Der Speiseplan eines Champions
"Während des Sechstagerennens nehme ich die Mahlzeiten zu den üblichen Essenszeiten ein, aber ich führe meinem Körper zwischen diesen Mahlzeiten leicht verdauliche Dinge zu. Mäßigkeit ist die Hauptsache. Ein überladener Magen würde bei einer Anstrengung übel reagieren, dagegen werden leichte Speisen während des Fahrens leicht verdaut.
Die Lebensgeister kann der Sechstagefahrer durch gutes Essen und Trinken auffrischen, aber auf einer langen Fahrt begegnen ihm andere Widerwärtigkeiten, denen er Herr werden muss. Die Handgelenke und die Arme leiden durch das Stützen auf der Lenkstange, die Rückenmuskulatur beginnt zu schmerzen und der Nacken schickt sich an, steif zu werden. Hier muss der Masseur eingreifen."
"Ich bin nie Vegetarier gewesen. Während des Sechstagerennens habe ich Fleisch in jeder Zubereitung zu mir genommen und mir auch ein Glas Bier nicht versagt. Hühnerfleisch, Hühnerbrühe und der amerikanische Beef-Tea werden von vielen Sechstagefahrern bevorzugt, desgleichen Früchte und Gemüse.
Sekt, in kleinen Qualitäten genossen, tut keinen Schaden, Kaffee oder Tee sind aber als Getränk zu bevorzugen. Ein Glas Porter erfrischt und beschleunigt die Verdauung, auf die der Sechstagefahrer sein besonderes Augenmerk zu richten hat."

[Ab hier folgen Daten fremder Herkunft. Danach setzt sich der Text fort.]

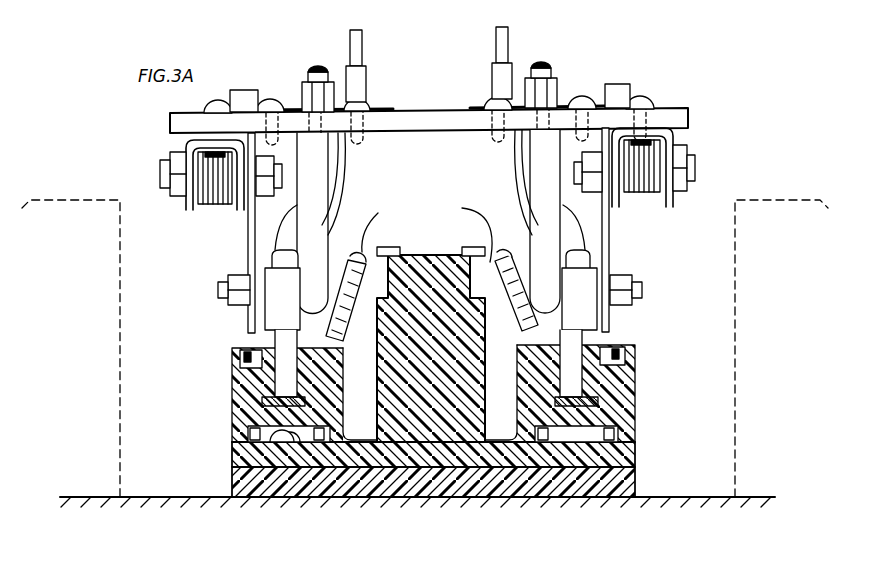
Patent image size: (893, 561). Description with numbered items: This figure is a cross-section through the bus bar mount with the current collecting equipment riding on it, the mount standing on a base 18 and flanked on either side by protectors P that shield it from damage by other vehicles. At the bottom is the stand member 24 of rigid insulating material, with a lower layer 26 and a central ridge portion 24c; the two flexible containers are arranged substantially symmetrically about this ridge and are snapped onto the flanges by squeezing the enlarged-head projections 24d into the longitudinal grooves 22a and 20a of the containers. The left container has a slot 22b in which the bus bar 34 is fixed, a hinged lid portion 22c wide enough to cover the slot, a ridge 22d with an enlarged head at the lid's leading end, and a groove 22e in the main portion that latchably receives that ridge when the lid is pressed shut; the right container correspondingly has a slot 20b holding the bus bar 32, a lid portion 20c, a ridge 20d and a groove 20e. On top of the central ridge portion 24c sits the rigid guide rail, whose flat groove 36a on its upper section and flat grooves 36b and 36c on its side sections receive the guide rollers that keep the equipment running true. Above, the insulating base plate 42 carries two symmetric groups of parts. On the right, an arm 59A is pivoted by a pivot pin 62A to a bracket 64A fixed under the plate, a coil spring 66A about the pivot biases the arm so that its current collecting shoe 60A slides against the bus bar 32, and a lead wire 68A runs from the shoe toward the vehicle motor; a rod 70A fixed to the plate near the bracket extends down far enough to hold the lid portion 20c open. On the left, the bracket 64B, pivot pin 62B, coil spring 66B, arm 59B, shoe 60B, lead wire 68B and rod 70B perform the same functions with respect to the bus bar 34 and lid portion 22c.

The mounting base / ground 18 is at (158, 497).
The protector P is at (89, 204).
The groove 20a is at (620, 426).
The slot 20b is at (590, 336).
The lid portion 20c is at (474, 231).
The ridge 20d is at (508, 258).
The groove 20e is at (612, 354).
The groove 22a is at (250, 436).
The slot 22b is at (270, 350).
The lid portion 22c is at (379, 229).
The ridge 22d is at (346, 258).
The groove 22e is at (242, 360).
The stand member 24 is at (455, 484).
The central ridge portion 24c is at (367, 440).
The projection 24d is at (258, 440).
The lower base layer 26 is at (630, 478).
The bus bar 32 is at (600, 401).
The bus bar 34 is at (262, 401).
The flat groove 36a is at (431, 331).
The flat groove 36b is at (470, 258).
The flat groove 36c is at (382, 258).
The base plate 42 is at (680, 108).
The arm 59A is at (608, 238).
The arm 59B is at (250, 260).
The current collecting shoe 60A is at (585, 340).
The current collecting shoe 60B is at (272, 334).
The pivot pin 62A is at (690, 170).
The pivot pin 62B is at (193, 180).
The bracket 64A is at (674, 142).
The bracket 64B is at (190, 212).
The coil spring 66A is at (645, 196).
The coil spring 66B is at (215, 206).
The lead wire 68A is at (508, 44).
The lead wire 68B is at (362, 48).
The rod 70A is at (528, 220).
The rod 70B is at (320, 215).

In den frühen Jahren des Berliner Sechstagerennens hatte jede Mannschaft in den Katakomben der Halle ihre eigene Küche, in der ein Berufskoch für seine zwei Fahrer und meist vier Helfer kochte, briet, schmorte und buk.
Vertragsbruch?
Während ihrer Bahntourneen in Australien benutzten Walter Rütt sowie alle anderen Fahrer aus Europa und den USA Räder der Marke "Massey Harris", obwohl sie bei anderen Herstellern unter Vertrag standen. Ob für die Rennen auf dem fünften Kontinent gesonderte Klauseln bestanden, ist nicht bekannt.
Im "Illus" erschien 1904 eine Anzeige des Radherstellers "Corona", in der Walter Rütt vorgeworfen wurde, Vertragsbruch begangen zu haben, da er nun auf "Panther-Rädern" fuhr, obwohl sein Vertrag mit Corona noch Gütigkeit habe.